Residência aristocrática
Com estilo eclético e 656 metros quadrados divididos em 23 cômodos, o casarão histórico reproduz o cenário de uma residência aristocrática do final do século 19, com mobiliário em estilo neoclássico, característico daquele período histórico. Primeira moradia com energia elétrica em Jaguarão, guarda o primeiro telefone residencial da história do Estado.
Entre os tesouros resguardados no museu, também estão um conjunto de louça em porcelana francesa personalizada com o brasão da família, acompanhado de talheres de prata. Na mesma sala de jantar, iluminada com um lustre de bronze, uma cristaleira guarda um jogo de copos e taças de cristal com mais de cem peças.
No quarto do casal, lâmpadas inglesas e uma estufa datadas de 1900, que se mantêm em funcionamento, dividem espaço com os móveis de madeira francesa, adquiridos em Paris, e com o casaco utilizado por Barbosa na posse como governador do Estado — na época, presidente da província.

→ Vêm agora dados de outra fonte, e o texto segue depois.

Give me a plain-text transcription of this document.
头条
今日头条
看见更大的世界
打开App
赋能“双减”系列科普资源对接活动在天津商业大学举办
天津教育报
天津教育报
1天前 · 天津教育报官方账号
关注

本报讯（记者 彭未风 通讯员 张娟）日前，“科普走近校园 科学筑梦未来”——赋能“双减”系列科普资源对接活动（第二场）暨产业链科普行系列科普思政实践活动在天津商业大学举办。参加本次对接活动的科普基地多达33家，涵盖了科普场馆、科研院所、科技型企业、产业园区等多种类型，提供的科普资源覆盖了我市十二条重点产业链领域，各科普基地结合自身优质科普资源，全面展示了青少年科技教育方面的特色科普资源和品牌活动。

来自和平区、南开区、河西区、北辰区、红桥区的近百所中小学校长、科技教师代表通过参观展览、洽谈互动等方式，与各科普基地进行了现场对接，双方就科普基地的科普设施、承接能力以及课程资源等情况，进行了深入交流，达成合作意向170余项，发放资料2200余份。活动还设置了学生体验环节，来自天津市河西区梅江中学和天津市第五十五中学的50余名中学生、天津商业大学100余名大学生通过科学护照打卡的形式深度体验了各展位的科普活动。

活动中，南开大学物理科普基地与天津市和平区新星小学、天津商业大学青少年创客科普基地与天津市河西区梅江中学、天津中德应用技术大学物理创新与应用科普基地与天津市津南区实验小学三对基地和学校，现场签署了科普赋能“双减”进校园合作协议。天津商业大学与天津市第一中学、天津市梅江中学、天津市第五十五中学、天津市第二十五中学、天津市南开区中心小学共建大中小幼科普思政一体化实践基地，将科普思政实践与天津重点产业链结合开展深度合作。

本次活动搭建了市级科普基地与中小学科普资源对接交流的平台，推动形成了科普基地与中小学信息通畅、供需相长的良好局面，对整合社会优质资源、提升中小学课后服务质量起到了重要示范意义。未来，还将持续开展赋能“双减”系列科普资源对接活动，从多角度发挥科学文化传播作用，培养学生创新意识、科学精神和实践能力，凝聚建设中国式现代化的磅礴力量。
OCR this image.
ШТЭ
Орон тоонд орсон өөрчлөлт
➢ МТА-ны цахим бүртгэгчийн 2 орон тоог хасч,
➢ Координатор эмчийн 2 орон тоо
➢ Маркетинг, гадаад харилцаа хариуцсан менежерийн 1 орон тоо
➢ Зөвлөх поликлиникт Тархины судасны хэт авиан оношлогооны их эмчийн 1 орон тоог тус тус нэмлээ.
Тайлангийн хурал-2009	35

O móvel mais antigo da casa é uma cômoda de jacarandá que a esposa de Barbosa, Carolina, herdou de sua avó. Com as entradas de chaves e os puxadores feitos com ossos de animais, a cômoda de mais de 200 anos serve de base para uma floreira de cristal murano.
Entre os principais documentos preservados no museu, estão um exemplar da Constituição Estadual de 1891 e o plano de obras do Palácio Piratini, que teve a segunda pedra fundamental lançada no governo de Carlos Barbosa.
Presidente da fundação que gerencia o museu, o veterinário Clóvis Teixeira Gonçalves da Silva salienta que o objetivo da gestão é estimular a visitação para divulgar o legado do homenageado.
— A gente sempre quis conservar aqui com o máximo cuidado. Sempre achei que faltava abrir para visitação. Então agora estamos mudando isso — relata Clóvis, neto de um primo do ex-governador.
Gestão com herança da família
O casarão da Rua Quinze de Novembro serviu de moradia à família de Carlos Barbosa a partir de 1886. Última filha viva do líder político, Eudóxia de Lara Palmeiro faleceu em 1975 e deixou em testamento o desejo de doar todos os bens para criar um museu biográfico do pai na residência da família.
O patrimônio da fundação foi ampliado em 2000, quando Lucy Barbosa Gonçalves, neta de Barbosa e última descendente direta da família, passou suas propriedades em Jaguarão para a instituição. Falecida em 2007, Lucy não teve filhos.
Diante do valioso patrimônio que inclui imóveis e propriedades rurais, a casa museu Carlos Barbosa é mantida apenas com recursos privados, provenientes da exploração da agricultura e da pecuária em uma fazenda e uma granja que somam 2,1 mil hectares.
Enquanto boa parte dos museus e centros culturais dependem de repasse de verbas públicas para a conservação, no caso de Jaguarão a fundação é que se tornou fonte de recursos para o município, auxiliando entidades filantrópicas como a Santa Casa da cidade e uma casa de idosos. O prefeito Rogério Cruz (MDB) celebra:
— Além de um patrimônio histórico, a fundação é uma base do nosso município. Até mesmo quando precisamos recuperar as estradas depois da enchente recebemos ajuda. Aqui não tem dinheiro do poder público, o município é que muitas vezes recebe dinheiro da instituição.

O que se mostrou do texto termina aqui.